Hello @sh-zheng, think you might want to add dft/simd/rvv*/*.c and rdft/simd/rvv*/*.c to .gitignore. |
@OMaghiarIMG Thank you for the review. A new version has been updated. |
At last I've been able to move my own branch from the old EPI intrinsics to the current set of RISC-V V1.0 intrinsics. I've made a release package to ease testing (no need for ocaml and maintainer mode!). It is able to compile and pass checks using either clang-18 (from Debian sid) or gcc-14 (recompiled from FSF source), running on a Banana Pi F3 SBC which features RISC-V V1.0 using 256-bits registers. It's not very fast and only has 4 GiB of RAM, but it's a lot faster than Qemu :-) @sh-zheng branch also pass the same set of tests on the same hardware. Interestingly, the performance results I get are highly dependent on the compiler: with clang-18 my branch appear to be a bit faster, while with gcc-14 @sh-zheng branch is a bit faster.

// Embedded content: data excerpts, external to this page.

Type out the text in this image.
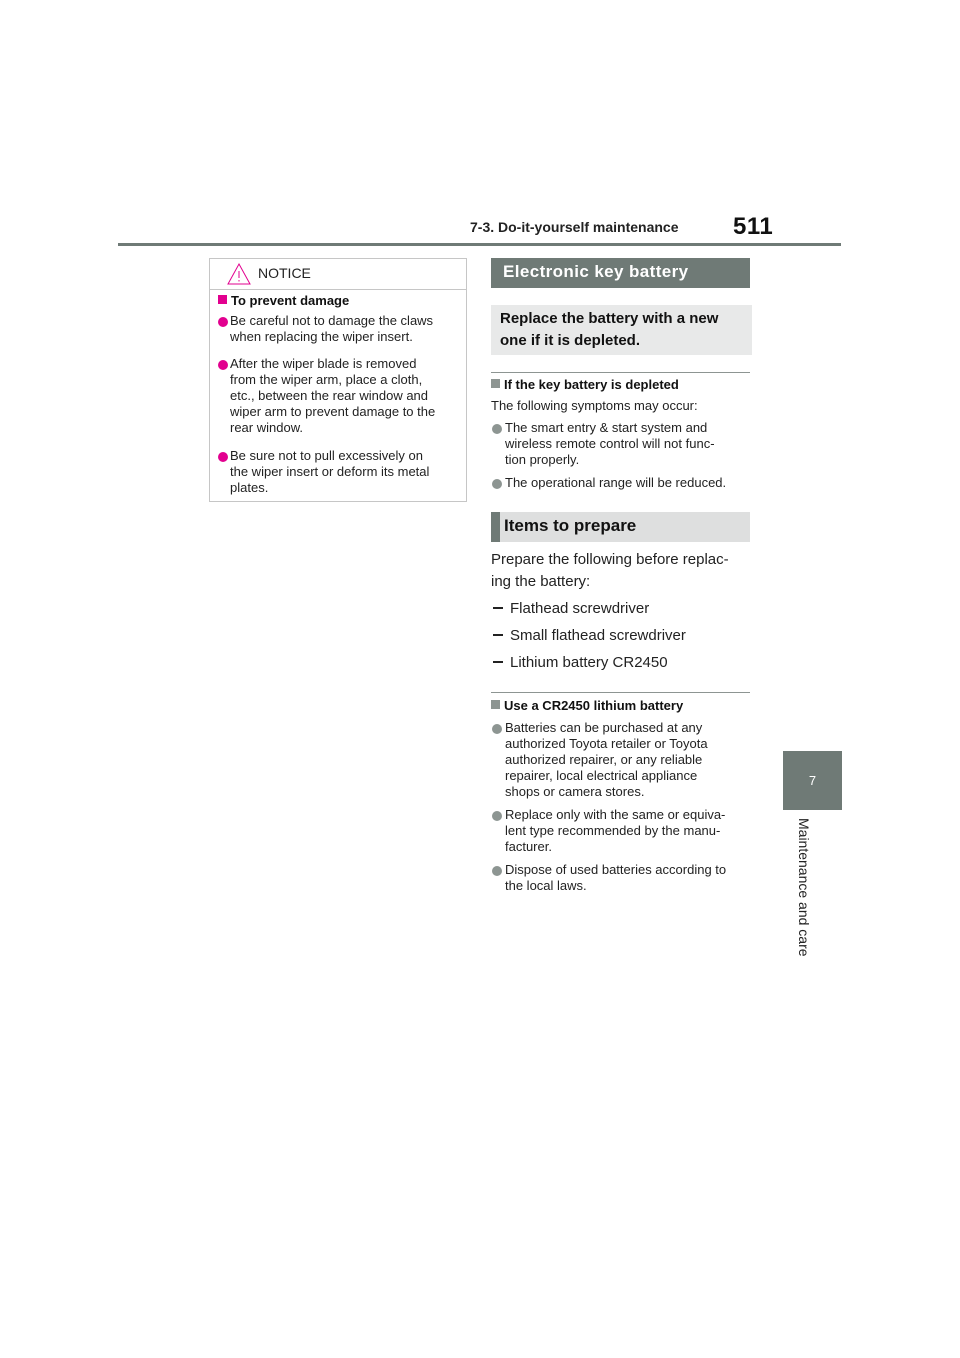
7-3. Do-it-yourself maintenance 511
7
Maintenance and care
NOTICE
To prevent damage
Be careful not to damage the claws
when replacing the wiper insert.
After the wiper blade is removed
from the wiper arm, place a cloth,
etc., between the rear window and
wiper arm to prevent damage to the
rear window.
Be sure not to pull excessively on
the wiper insert or deform its metal
plates.
Electronic key battery
Replace the battery with a new
one if it is depleted.
If the key battery is depleted
The following symptoms may occur:
The smart entry & start system and
wireless remote control will not func-
tion properly.
The operational range will be reduced.
Items to prepare
Prepare the following before replac-
ing the battery:
Flathead screwdriver
Small flathead screwdriver
Lithium battery CR2450
Use a CR2450 lithium battery
Batteries can be purchased at any
authorized Toyota retailer or Toyota
authorized repairer, or any reliable
repairer, local electrical appliance
shops or camera stores.
Replace only with the same or equiva-
lent type recommended by the manu-
facturer.
Dispose of used batteries according to
the local laws.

There's probably quite a bit of analytics needed to figure out what's the best way (or a reasonable compromise...) of doing single-vector/interleaved format using RISC-V V. The many different micro-architectures that are appearing will make trade-offs in the source a lot more complex than for x86-64 or aarch64... Also, an alternate implementation would be to update and test the 'split' code, which uses two vectors for complex (one for real, one for imaginary). However this requires the V macro to hold both scalable vectors in a structure or array, which I'm not sure is supported in current compilers (the EPI compiler from the BSC does [based on clang], or a least did at some point). @rofirrim, do you know in which compiler(s) (upstream clang, upstream gcc, BSC's clang) there would be support for a struct or an array of scalable types? |
Hi @rdolbeau,
I seem to recall you would be able to do that if it is acceptable to you to specify a minimum vector size (similar to what SVE does). Check: https://clang.llvm.org/docs/AttributeReference.html#riscv-rvv-vector-bits I was wondering also if you could use a segmented tuple load/store and then extract the different vectors? Check https://www.godbolt.org/z/5h1Wj7dEf as an example of a naive complex multiplication in case it is useful. Hope this helps. |
Unfortunately, that would require compiling each file with a different set of options. Not impossible, but certainly a burden to add to the build system... OTOH, my memory is failing me; while I did use an array or struct, for RISC-V V with the EPI compilers, it was a tuple type: https://github.com/rdolbeau/fftw3/blob/46763868ee386f7a94cb5863afa70519a8123d24/simd-support/simd-r5v-split.h#L73 . It should be possible to do using the current vfloat64m2_t tuple type as V, and not require any special support of feature... I need to investigate this. Only half as many registers are available, but for smaller transform the smaller overhead my be a benefit. ... or, as I just saw in the godbolt link you added, the tuple type vfloat32m1x2_t, which I didn't know existed. Plenty of options actually :-)
Segmented load was the goal, it did work in simulation back then (https://github.com/rdolbeau/fftw3/blob/46763868ee386f7a94cb5863afa70519a8123d24/simd-support/simd-r5v-split.h#L216). IIRC they were once an extension, do I read the specifications right and they are actually in the base V extension now? |
Yes, they are now part of base V. |
New release package from my branch here. Edit: updated from 003 to 004 |
Enable rvv 1.0 with --enable-rvv.
Correctness tests for FP32 and FP64 are done with bench --verify on qemu.